At the centre of the crisis is the Strait of Hormuz, a strategic maritime chokepoint through which a significant share of global oil and refined fuel shipments normally pass. Following escalating conflict involving the United States and Israel against Iran, oil flows through the passage have been severely disrupted after Iran effectively restricted transit in retaliation. The resulting shock has reverberated through global energy markets, sharply driving up prices and tightening supply.

Despite a recently announced temporary ceasefire by Donald Trump, benchmark crude prices have remained elevated at around $96 per barrel—well above the roughly $72 level seen before the conflict began—reflecting continued uncertainty over whether stability in the region can be restored.

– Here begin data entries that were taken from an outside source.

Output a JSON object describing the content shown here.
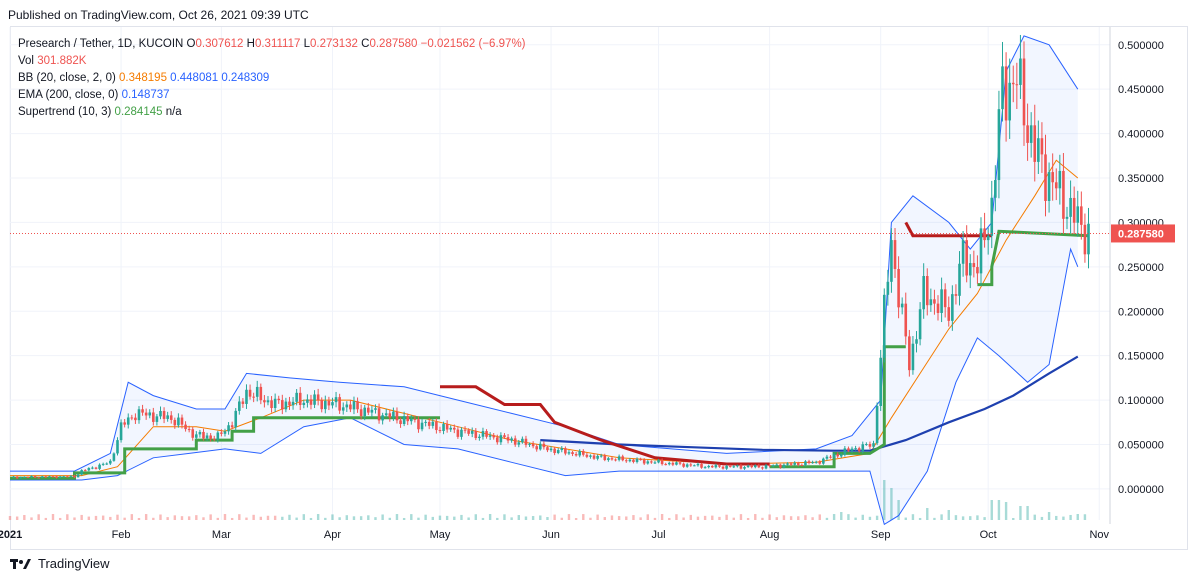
{
  "header": {
    "published": "Published on TradingView.com, Oct 26, 2021 09:39 UTC"
  },
  "legend": {
    "symbol": "Presearch / Tether, 1D, KUCOIN",
    "o_label": "O",
    "o": "0.307612",
    "h_label": "H",
    "h": "0.311117",
    "l_label": "L",
    "l": "0.273132",
    "c_label": "C",
    "c": "0.287580",
    "change": "−0.021562 (−6.97%)",
    "vol_label": "Vol",
    "vol": "301.882K",
    "bb_label": "BB (20, close, 2, 0)",
    "bb_basis": "0.348195",
    "bb_upper": "0.448081",
    "bb_lower": "0.248309",
    "ema_label": "EMA (200, close, 0)",
    "ema": "0.148737",
    "st_label": "Supertrend (10, 3)",
    "st": "0.284145",
    "st_na": "n/a"
  },
  "footer": {
    "brand": "TradingView"
  },
  "colors": {
    "up": "#26a69a",
    "down": "#ef5350",
    "bb": "#2962ff",
    "basis": "#f57c00",
    "ema": "#1e40af",
    "st_up": "#43a047",
    "st_down": "#b71c1c",
    "last": "#ef5350"
  },
  "chart_data": {
    "type": "candlestick",
    "y_ticks": [
      "0.500000",
      "0.450000",
      "0.400000",
      "0.350000",
      "0.300000",
      "0.250000",
      "0.200000",
      "0.150000",
      "0.100000",
      "0.050000",
      "0.000000"
    ],
    "y_tick_values": [
      0.5,
      0.45,
      0.4,
      0.35,
      0.3,
      0.25,
      0.2,
      0.15,
      0.1,
      0.05,
      0.0
    ],
    "ylim": [
      -0.035,
      0.52
    ],
    "x_ticks": [
      "2021",
      "Feb",
      "Mar",
      "Apr",
      "May",
      "Jun",
      "Jul",
      "Aug",
      "Sep",
      "Oct",
      "Nov"
    ],
    "x_tick_days": [
      0,
      31,
      59,
      90,
      120,
      151,
      181,
      212,
      243,
      273,
      304
    ],
    "x_range_days": [
      0,
      307
    ],
    "last_price_label": "0.287580",
    "last_price": 0.28758,
    "price_path": [
      [
        0,
        0.013
      ],
      [
        18,
        0.014
      ],
      [
        20,
        0.02
      ],
      [
        28,
        0.03
      ],
      [
        31,
        0.07
      ],
      [
        35,
        0.085
      ],
      [
        45,
        0.08
      ],
      [
        52,
        0.06
      ],
      [
        58,
        0.058
      ],
      [
        62,
        0.075
      ],
      [
        66,
        0.11
      ],
      [
        74,
        0.095
      ],
      [
        82,
        0.1
      ],
      [
        92,
        0.095
      ],
      [
        110,
        0.078
      ],
      [
        125,
        0.065
      ],
      [
        140,
        0.055
      ],
      [
        150,
        0.045
      ],
      [
        165,
        0.035
      ],
      [
        180,
        0.03
      ],
      [
        195,
        0.025
      ],
      [
        210,
        0.025
      ],
      [
        225,
        0.03
      ],
      [
        235,
        0.045
      ],
      [
        241,
        0.05
      ],
      [
        244,
        0.2
      ],
      [
        246,
        0.28
      ],
      [
        248,
        0.22
      ],
      [
        251,
        0.14
      ],
      [
        255,
        0.22
      ],
      [
        262,
        0.2
      ],
      [
        266,
        0.26
      ],
      [
        270,
        0.25
      ],
      [
        274,
        0.32
      ],
      [
        277,
        0.45
      ],
      [
        281,
        0.46
      ],
      [
        286,
        0.38
      ],
      [
        290,
        0.35
      ],
      [
        295,
        0.32
      ],
      [
        298,
        0.3
      ],
      [
        301,
        0.2876
      ]
    ],
    "bb_upper_path": [
      [
        0,
        0.02
      ],
      [
        18,
        0.02
      ],
      [
        28,
        0.04
      ],
      [
        33,
        0.12
      ],
      [
        40,
        0.105
      ],
      [
        52,
        0.09
      ],
      [
        60,
        0.09
      ],
      [
        66,
        0.13
      ],
      [
        78,
        0.125
      ],
      [
        92,
        0.12
      ],
      [
        110,
        0.115
      ],
      [
        125,
        0.1
      ],
      [
        140,
        0.085
      ],
      [
        155,
        0.07
      ],
      [
        170,
        0.05
      ],
      [
        200,
        0.04
      ],
      [
        225,
        0.045
      ],
      [
        235,
        0.06
      ],
      [
        243,
        0.1
      ],
      [
        246,
        0.3
      ],
      [
        252,
        0.33
      ],
      [
        262,
        0.3
      ],
      [
        268,
        0.27
      ],
      [
        274,
        0.3
      ],
      [
        278,
        0.47
      ],
      [
        283,
        0.51
      ],
      [
        290,
        0.5
      ],
      [
        298,
        0.45
      ]
    ],
    "bb_lower_path": [
      [
        0,
        0.01
      ],
      [
        20,
        0.01
      ],
      [
        30,
        0.015
      ],
      [
        40,
        0.035
      ],
      [
        50,
        0.04
      ],
      [
        60,
        0.045
      ],
      [
        70,
        0.04
      ],
      [
        82,
        0.07
      ],
      [
        95,
        0.08
      ],
      [
        110,
        0.05
      ],
      [
        125,
        0.045
      ],
      [
        140,
        0.03
      ],
      [
        155,
        0.015
      ],
      [
        170,
        0.02
      ],
      [
        200,
        0.02
      ],
      [
        225,
        0.02
      ],
      [
        240,
        0.02
      ],
      [
        244,
        -0.04
      ],
      [
        248,
        -0.03
      ],
      [
        256,
        0.02
      ],
      [
        264,
        0.12
      ],
      [
        270,
        0.17
      ],
      [
        276,
        0.15
      ],
      [
        284,
        0.12
      ],
      [
        290,
        0.14
      ],
      [
        296,
        0.27
      ],
      [
        298,
        0.25
      ]
    ],
    "bb_basis_path": [
      [
        0,
        0.015
      ],
      [
        20,
        0.015
      ],
      [
        30,
        0.025
      ],
      [
        40,
        0.07
      ],
      [
        52,
        0.07
      ],
      [
        60,
        0.065
      ],
      [
        70,
        0.08
      ],
      [
        82,
        0.1
      ],
      [
        95,
        0.1
      ],
      [
        110,
        0.085
      ],
      [
        125,
        0.07
      ],
      [
        140,
        0.055
      ],
      [
        155,
        0.045
      ],
      [
        170,
        0.035
      ],
      [
        200,
        0.028
      ],
      [
        225,
        0.03
      ],
      [
        240,
        0.04
      ],
      [
        246,
        0.08
      ],
      [
        254,
        0.13
      ],
      [
        262,
        0.18
      ],
      [
        270,
        0.22
      ],
      [
        278,
        0.28
      ],
      [
        286,
        0.33
      ],
      [
        292,
        0.37
      ],
      [
        298,
        0.35
      ]
    ],
    "ema_path": [
      [
        148,
        0.055
      ],
      [
        170,
        0.05
      ],
      [
        190,
        0.047
      ],
      [
        210,
        0.044
      ],
      [
        230,
        0.043
      ],
      [
        240,
        0.043
      ],
      [
        250,
        0.055
      ],
      [
        262,
        0.075
      ],
      [
        272,
        0.09
      ],
      [
        280,
        0.105
      ],
      [
        290,
        0.13
      ],
      [
        298,
        0.149
      ]
    ],
    "st_up_segments": [
      [
        [
          0,
          0.012
        ],
        [
          18,
          0.012
        ],
        [
          18,
          0.018
        ],
        [
          32,
          0.018
        ],
        [
          32,
          0.045
        ],
        [
          52,
          0.045
        ],
        [
          52,
          0.055
        ],
        [
          62,
          0.055
        ],
        [
          62,
          0.065
        ],
        [
          68,
          0.065
        ],
        [
          68,
          0.08
        ],
        [
          75,
          0.08
        ],
        [
          120,
          0.08
        ]
      ],
      [
        [
          212,
          0.025
        ],
        [
          230,
          0.025
        ],
        [
          230,
          0.04
        ],
        [
          240,
          0.04
        ],
        [
          244,
          0.05
        ],
        [
          244,
          0.16
        ],
        [
          250,
          0.16
        ]
      ],
      [
        [
          270,
          0.23
        ],
        [
          274,
          0.23
        ],
        [
          274,
          0.25
        ],
        [
          276,
          0.29
        ],
        [
          301,
          0.285
        ]
      ]
    ],
    "st_down_segments": [
      [
        [
          120,
          0.115
        ],
        [
          130,
          0.115
        ],
        [
          138,
          0.095
        ],
        [
          148,
          0.095
        ],
        [
          152,
          0.075
        ],
        [
          165,
          0.055
        ],
        [
          180,
          0.035
        ],
        [
          200,
          0.028
        ],
        [
          212,
          0.028
        ]
      ],
      [
        [
          250,
          0.3
        ],
        [
          252,
          0.285
        ],
        [
          274,
          0.285
        ]
      ]
    ],
    "volume_spikes": [
      [
        232,
        0.2
      ],
      [
        244,
        1.0
      ],
      [
        246,
        0.8
      ],
      [
        248,
        0.5
      ],
      [
        256,
        0.3
      ],
      [
        262,
        0.25
      ],
      [
        275,
        0.5
      ],
      [
        278,
        0.45
      ],
      [
        283,
        0.35
      ],
      [
        290,
        0.2
      ],
      [
        298,
        0.15
      ]
    ]
  }
}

Jet fuel markets have been particularly hard hit. According to industry data, global prices have more than doubled compared with last year, reaching approximately $1,650 per tonne. Europe has experienced a steep 138% year-on-year increase, while Asia has seen even sharper spikes, with prices up by about 163%. The surge reflects a global scramble for limited alternative supplies as Gulf exports become harder to access.

Industry analysts warn that the situation could quickly translate into operational disruptions for airlines. Smaller airports, which typically rely on regular deliveries and maintain limited storage capacity of around four to five weeks, are considered especially vulnerable. Once those reserves begin to deplete, airlines may be forced to cancel or consolidate routes.

Aviation economists note that carriers are likely to prioritise high-demand routes while cutting less profitable leisure services first. This could result in early cancellations on short-haul and holiday routes, potentially within weeks if supply conditions do not improve.

Some airlines have already begun adjusting operations. Regional carriers in the UK have suspended or reduced services on selected routes, while several international airlines across Asia, Europe, and the Pacific have trimmed schedules in response to rising fuel costs. Even larger operators are reassessing capacity, with suggestions that some may consider reducing overall flight numbers if prices remain elevated.

Fuel logistics are also becoming increasingly strained. The final shipments of jet fuel from the Gulf region to Europe are already arriving at destination ports, with tankers completing deliveries to locations including Denmark, the Netherlands, and the United Kingdom. With more than 60% of Europe’s jet fuel traditionally sourced from Gulf refineries—and a significant share transported through the Strait of Hormuz—the region’s dependence on the corridor has become a critical vulnerability.

As supplies from the Middle East diminish, European buyers are being forced to compete more aggressively with Asian markets for alternative sources, further driving up costs and tightening availability. Unlike crude oil, jet fuel has limited flexibility in rerouting logistics, making it especially exposed to disruptions in maritime shipping lanes.

Beyond immediate operational challenges, the wider economic implications are becoming a growing concern. Rising airfares are expected to contribute to inflationary pressure, but industry leaders warn that actual shortages could have a far more severe impact—potentially forcing reductions in travel demand, limiting tourism flows, and disrupting trade and logistics networks that depend on air transport.

ACI Europe has urged stronger monitoring and coordinated action from EU authorities, warning that the situation could deteriorate further as demand increases ahead of the peak summer travel season, when aviation plays a central role in the tourism economy.

Meanwhile, global airline leadership continues to stress that even a reopening of key shipping routes may not bring immediate relief. Industry representatives note that rebuilding depleted inventories and stabilising supply chains could take several months, even under improved geopolitical conditions.

With passenger demand previously forecast to grow by nearly 5% in 2026, the unfolding fuel crisis now presents a significant uncertainty for airlines, airports, and millions of travellers planning summer journeys across Europe and beyond.